Functional annotation

For MT-haplogroup-stratified nDNA GWAS, determination of genomic risk locus, gene-mapping and annotation were performed in FUMA (version v1.3.6a)28 using the SNP2GENE function. Briefly, we uploaded summary statistics and pre-defined lead SNPs (haplogroup-X-stratified nGWAS and rs72771986 for general neuroticism, and haplogroup-T-stratified nGWAS and rs181210427 for anxiety/tension) into the FUMA web interface. FUMA searched for other SNPs in 1000 G Phase3 EUR82 database within a 250 kb window of and in LD (r2 > 0.6) with our lead SNPs. Genes were mapped to the genomic risk locus by three methods: positional mapping (genes within 10 kb window of the locus based on ANNOVAR98); cis-eQTL mapping (genes within 1 mb window of the locus of which the expression level is mediated by any of the candidate SNPs at FDR < 0.05 in any tissue or cell type in the following database38,39,40,41,42,43,44,45,46,47,48,49); and 3D chromatin interaction mapping (genes with promoters located in regions that interact with the genomic risk locus at FDR < 1 × 10−6 in any tissue or cell type in the following databases46,50,51,52).

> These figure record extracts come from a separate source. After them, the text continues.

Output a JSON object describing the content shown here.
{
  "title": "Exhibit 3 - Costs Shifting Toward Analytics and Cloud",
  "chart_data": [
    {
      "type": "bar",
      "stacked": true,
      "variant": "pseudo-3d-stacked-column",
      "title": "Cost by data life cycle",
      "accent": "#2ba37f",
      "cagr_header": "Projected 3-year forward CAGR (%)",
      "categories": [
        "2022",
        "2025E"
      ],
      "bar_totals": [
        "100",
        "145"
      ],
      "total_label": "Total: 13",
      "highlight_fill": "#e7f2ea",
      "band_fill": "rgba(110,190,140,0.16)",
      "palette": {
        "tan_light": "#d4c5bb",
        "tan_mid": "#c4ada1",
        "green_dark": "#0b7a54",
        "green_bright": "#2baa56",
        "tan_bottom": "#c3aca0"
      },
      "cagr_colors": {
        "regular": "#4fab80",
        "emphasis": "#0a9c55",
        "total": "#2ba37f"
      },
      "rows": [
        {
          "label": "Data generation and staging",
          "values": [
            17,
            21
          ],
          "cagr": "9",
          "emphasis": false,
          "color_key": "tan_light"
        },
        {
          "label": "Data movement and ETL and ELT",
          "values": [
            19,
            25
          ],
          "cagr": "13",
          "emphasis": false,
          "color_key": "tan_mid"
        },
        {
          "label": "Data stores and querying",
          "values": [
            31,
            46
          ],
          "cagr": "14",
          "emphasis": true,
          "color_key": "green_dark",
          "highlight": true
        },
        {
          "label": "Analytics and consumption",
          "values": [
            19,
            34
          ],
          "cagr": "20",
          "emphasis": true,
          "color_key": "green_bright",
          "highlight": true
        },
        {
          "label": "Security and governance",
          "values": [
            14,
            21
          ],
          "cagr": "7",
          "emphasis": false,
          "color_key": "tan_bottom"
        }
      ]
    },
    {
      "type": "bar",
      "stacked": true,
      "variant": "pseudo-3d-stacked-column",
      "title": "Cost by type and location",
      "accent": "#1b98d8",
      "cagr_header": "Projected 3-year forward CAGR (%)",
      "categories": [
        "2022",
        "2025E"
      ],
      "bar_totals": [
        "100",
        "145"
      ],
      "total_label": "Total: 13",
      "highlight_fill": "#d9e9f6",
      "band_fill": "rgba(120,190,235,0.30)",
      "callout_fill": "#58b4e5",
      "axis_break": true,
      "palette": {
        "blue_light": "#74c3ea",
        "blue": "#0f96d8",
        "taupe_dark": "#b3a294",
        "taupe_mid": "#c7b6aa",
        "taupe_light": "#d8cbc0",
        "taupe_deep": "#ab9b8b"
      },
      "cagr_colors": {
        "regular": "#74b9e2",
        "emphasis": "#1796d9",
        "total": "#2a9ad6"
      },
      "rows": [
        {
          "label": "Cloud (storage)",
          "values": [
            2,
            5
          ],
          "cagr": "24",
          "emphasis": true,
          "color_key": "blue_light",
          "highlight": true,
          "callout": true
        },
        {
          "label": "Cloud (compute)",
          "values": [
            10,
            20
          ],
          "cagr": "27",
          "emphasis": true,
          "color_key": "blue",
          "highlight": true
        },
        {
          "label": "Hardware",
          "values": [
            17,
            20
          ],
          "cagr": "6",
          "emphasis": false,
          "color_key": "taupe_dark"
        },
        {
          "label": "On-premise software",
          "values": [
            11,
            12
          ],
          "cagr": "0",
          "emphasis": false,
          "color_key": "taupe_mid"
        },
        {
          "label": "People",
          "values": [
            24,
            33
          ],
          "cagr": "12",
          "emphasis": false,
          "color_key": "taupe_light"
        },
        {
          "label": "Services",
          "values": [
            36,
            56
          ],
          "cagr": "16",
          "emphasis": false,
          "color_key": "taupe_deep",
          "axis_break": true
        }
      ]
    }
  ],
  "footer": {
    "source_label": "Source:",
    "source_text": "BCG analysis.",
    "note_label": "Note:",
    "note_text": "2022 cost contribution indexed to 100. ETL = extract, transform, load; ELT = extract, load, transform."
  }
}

In addition to ANNOVAR, eQTL, and chromatin status, SNPs were annotated for combined annotation dependent depletion (CADD) scores99, regulome database (RDB) scores100, and genes were annotated for the probability of being loss-of-function intolerant (pLI)101 and non-coding residual variation intolerance scores (ncRVIS)102.

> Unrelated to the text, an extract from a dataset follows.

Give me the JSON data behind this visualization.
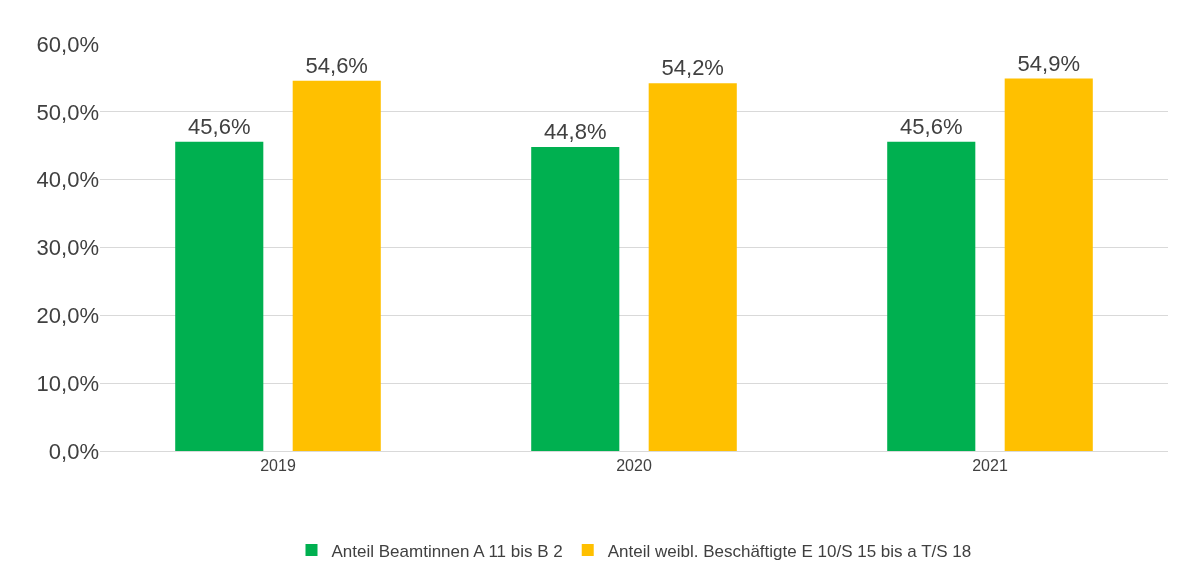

For MT-nDNA candidate genes associated with our neuroticism traits, we performed functional annotation enrichment analysis in FUMA28 using the GENE2FUNC function, by comparing our gene lists to all functional-annotated gene-sets in the following database103,104,105. All 2,220 MT-nDNA candidate genes were set as background genes to remove enrichment due to MT-related functions and pathways. Gene sets with an FDR < 0.05 were reported.

Protein-protein interactions between 44 mapped nDNA genes and 13 MT protein-coding genes were examined in STRING53.

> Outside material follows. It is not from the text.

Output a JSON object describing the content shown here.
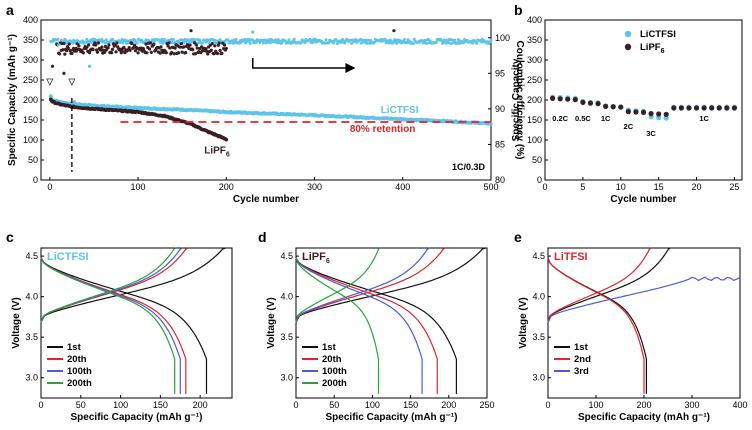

Gene co-expression analysis was performed in R v3.6.177 using GTEx v8 TPM data38. Within each tissue with sample size over 50, we calculated the Pearson correlation of gene TPM between each pair of 44 mapped nDNA genes and 37 MT-genes. The significance threshold was set to 0.05/56,200 as there are 56,200 genes in total. We additionally applied the same analysis for all brain sub-regions.

Co-segregation GWAS

To explore if co-segregation between MT-haplogroup and nuclear DNA was driving the association between haplogroup identity and the three neuroticism phenotypes, we performed nDNA GWAS of MT haplogroups. We did not find evidence that our MT associations were driven by nuclear DNA. Details of co-segregation GWAS are in Supplementary Note, Supplementary Figs. 4456, and Supplementary Data 2527.

Power calculation

Power of co-segregation GWAS and MT-nDNA interaction GWAS was derived and validated using simulation. Details of power calculation are in Supplementary Method, Supplementary Figs. 5763, and Supplementary Table 1.

Reporting summary

Further information on research design is available in the Nature Portfolio Reporting Summary linked to this article.